Par Dr Mounir Hanablia *

Lorsque les Nazis ont en 1941 conquis la France ils ont confié à deux institutions, la Ligue de la culture allemande présidée par Rosenberg, et l’Institut des sciences supervisé par les SS et Himmler, le soin de mener des fouilles archéologiques en territoire français à la recherche de débris de poteries porteurs de motifs géométriques ou de figures animales, de champs d’urnes, et de l’usage du poutrage dans la construction des remparts  semblables à ceux découverts en Allemagne et en Europe du Nord. L’objectif était de prouver que les régions du Nord et de l’Est de la France dans les temps préhistoriques avaient été habitées par l’Homme Indo-germanique, autrement dit l’Aryen, dont le descendant le plus direct est constitué par les populations de l’Allemagne et des Pays Nordiques, ainsi que les Celtes à l’origine des Gaulois. Et à ce titre il serait donc légitime de réclamer le rattachement de ces régions au Reich.

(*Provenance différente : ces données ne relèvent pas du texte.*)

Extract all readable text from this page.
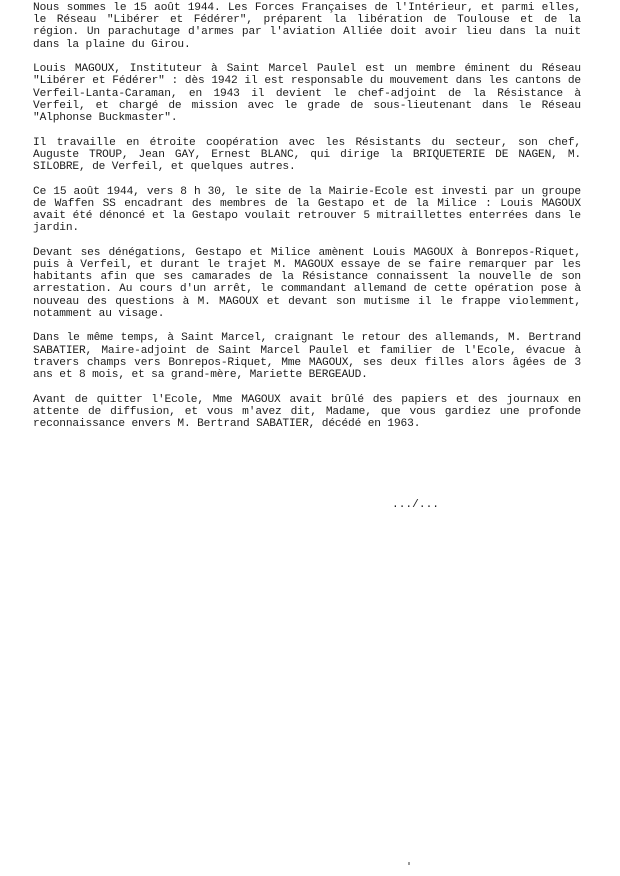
Nous sommes le 15 août 1944. Les Forces Françaises de l'Intérieur, et parmi elles, le Réseau "Libérer et Fédérer", préparent la libération de Toulouse et de la région. Un parachutage d'armes par l'aviation Alliée doit avoir lieu dans la nuit dans la plaine du Girou.

Louis MAGOUX, Instituteur à Saint Marcel Paulel est un membre éminent du Réseau "Libérer et Fédérer" : dès 1942 il est responsable du mouvement dans les cantons de Verfeil-Lanta-Caraman, en 1943 il devient le chef-adjoint de la Résistance à Verfeil, et chargé de mission avec le grade de sous-lieutenant dans le Réseau "Alphonse Buckmaster".

Il travaille en étroite coopération avec les Résistants du secteur, son chef, Auguste TROUP, Jean GAY, Ernest BLANC, qui dirige la BRIQUETERIE DE NAGEN, M. SILOBRE, de Verfeil, et quelques autres.

Ce 15 août 1944, vers 8 h 30, le site de la Mairie-Ecole est investi par un groupe de Waffen SS encadrant des membres de la Gestapo et de la Milice : Louis MAGOUX avait été dénoncé et la Gestapo voulait retrouver 5 mitraillettes enterrées dans le jardin.

Devant ses dénégations, Gestapo et Milice amènent Louis MAGOUX à Bonrepos-Riquet, puis à Verfeil, et durant le trajet M. MAGOUX essaye de se faire remarquer par les habitants afin que ses camarades de la Résistance connaissent la nouvelle de son arrestation. Au cours d'un arrêt, le commandant allemand de cette opération pose à nouveau des questions à M. MAGOUX et devant son mutisme il le frappe violemment, notamment au visage.

Dans le même temps, à Saint Marcel, craignant le retour des allemands, M. Bertrand SABATIER, Maire-adjoint de Saint Marcel Paulel et familier de l'Ecole, évacue à travers champs vers Bonrepos-Riquet, Mme MAGOUX, ses deux filles alors âgées de 3 ans et 8 mois, et sa grand-mère, Mariette BERGEAUD.

Avant de quitter l'Ecole, Mme MAGOUX avait brûlé des papiers et des journaux en attente de diffusion, et vous m'avez dit, Madame, que vous gardiez une profonde reconnaissance envers M. Bertrand SABATIER, décédé en 1963.

.../...
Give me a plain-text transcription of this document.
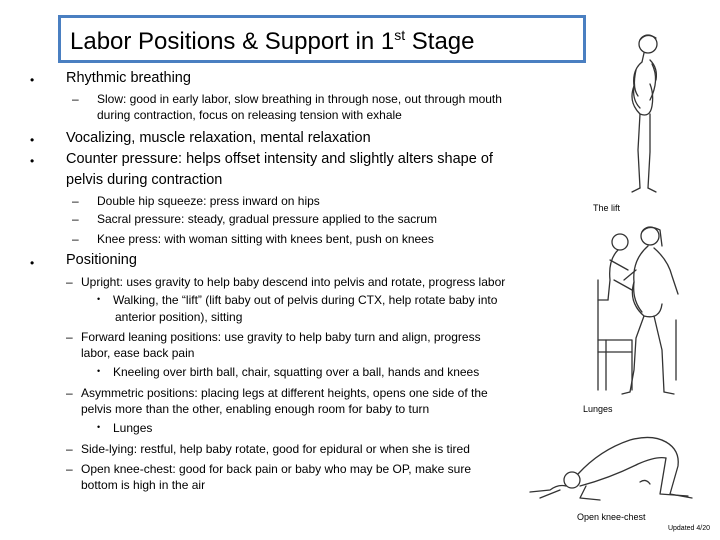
Labor Positions & Support in 1st Stage
• Rhythmic breathing
– Slow: good in early labor, slow breathing in through nose, out through mouth
during contraction, focus on releasing tension with exhale
• Vocalizing, muscle relaxation, mental relaxation
• Counter pressure: helps offset intensity and slightly alters shape of
pelvis during contraction
– Double hip squeeze: press inward on hips
– Sacral pressure: steady, gradual pressure applied to the sacrum
– Knee press: with woman sitting with knees bent, push on knees
• Positioning
– Upright: uses gravity to help baby descend into pelvis and rotate, progress labor
• Walking, the “lift” (lift baby out of pelvis during CTX, help rotate baby into
anterior position), sitting
– Forward leaning positions: use gravity to help baby turn and align, progress
labor, ease back pain
• Kneeling over birth ball, chair, squatting over a ball, hands and knees
– Asymmetric positions: placing legs at different heights, opens one side of the
pelvis more than the other, enabling enough room for baby to turn
• Lunges
– Side-lying: restful, help baby rotate, good for epidural or when she is tired
– Open knee-chest: good for back pain or baby who may be OP, make sure
bottom is high in the air
The lift
Lunges
Open knee-chest
Updated 4/20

Les recherches entreprises s’appuyaient sur les théories de Gustav Kossina publiées bien avant l’arrivée des Nazis au pouvoir ainsi que sur celles racialistes de Gunther attribuant les manifestations de la culture non pas à des influences exercées par différents peuples les uns sur les autres mais à des sociétés hiérarchisées de guerriers blonds imposant leurs dominations sur des peuples inférieurs mais finissant par s’y fondre en perdant la pureté de leur sang du fait des multiples croisements imposés par leur cohabitation avec des peuples ignorants.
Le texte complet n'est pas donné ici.